Georgiy A. Bondar, Robert Gifford, Linh Thi Xuan Phan et al.

We propose to learn the time-varying stochastic computational resource usage of software as a graph structured Schrödinger bridge problem. In general, learning the computational resource usage from data is challenging because resources such as the number of CPU instructions and the number of last level cache requests are both time-varying and statistically correlated.
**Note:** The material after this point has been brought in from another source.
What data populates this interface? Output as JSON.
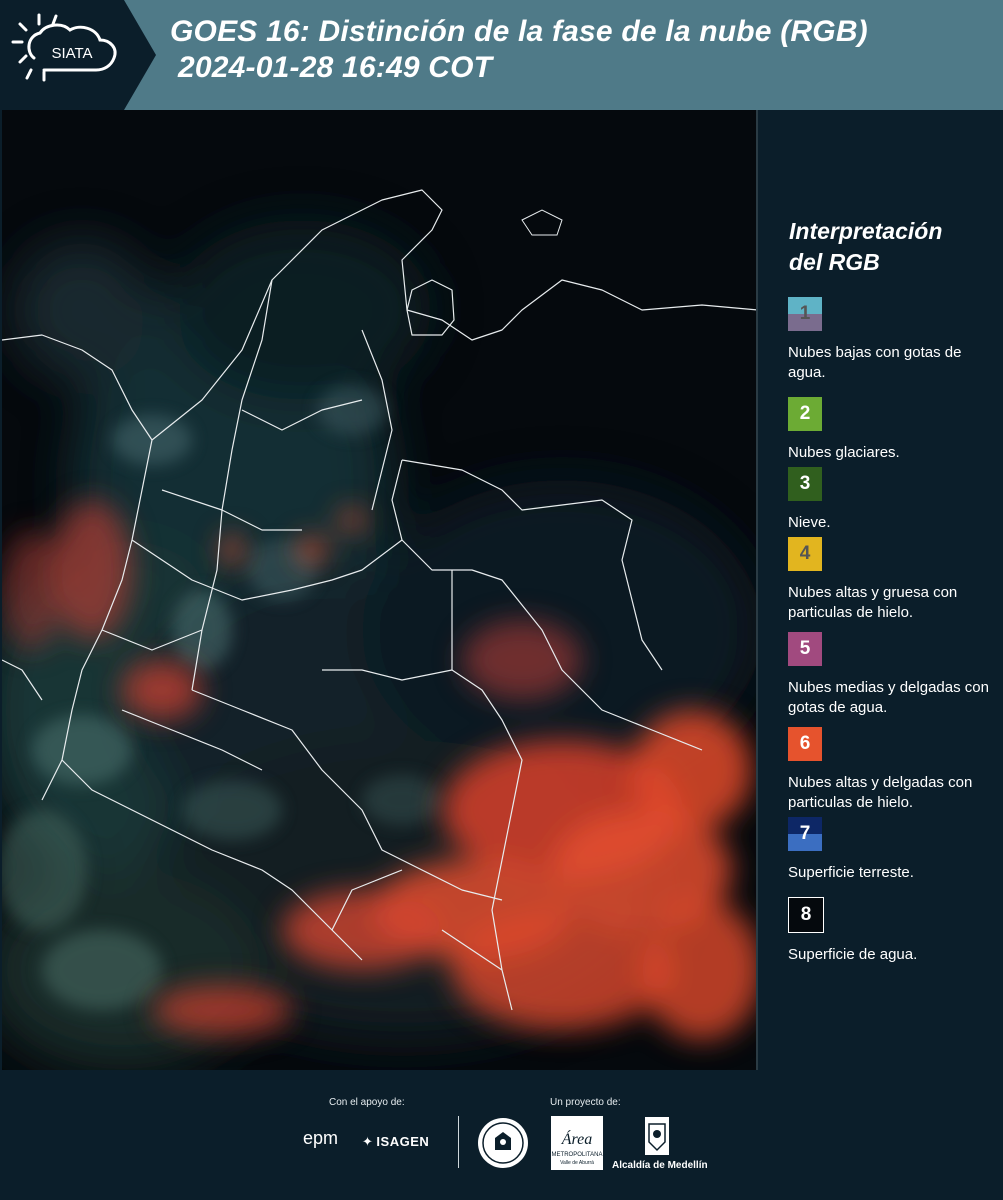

Our proposed method enables learning the joint time-varying stochasticity in computational resource usage from the measured profile snapshots in a nonparametric manner. The method can be used to predict the most-likely time-varying distribution of computational resource availability at a desired time. We provide detailed algorithms for stochastic learning in both single and multi-core cases, discuss the convergence guarantees, computational complexities, and demonstrate their practical use in two case studies: a single-core nonlinear model predictive controller, and a synthetic multi-core software.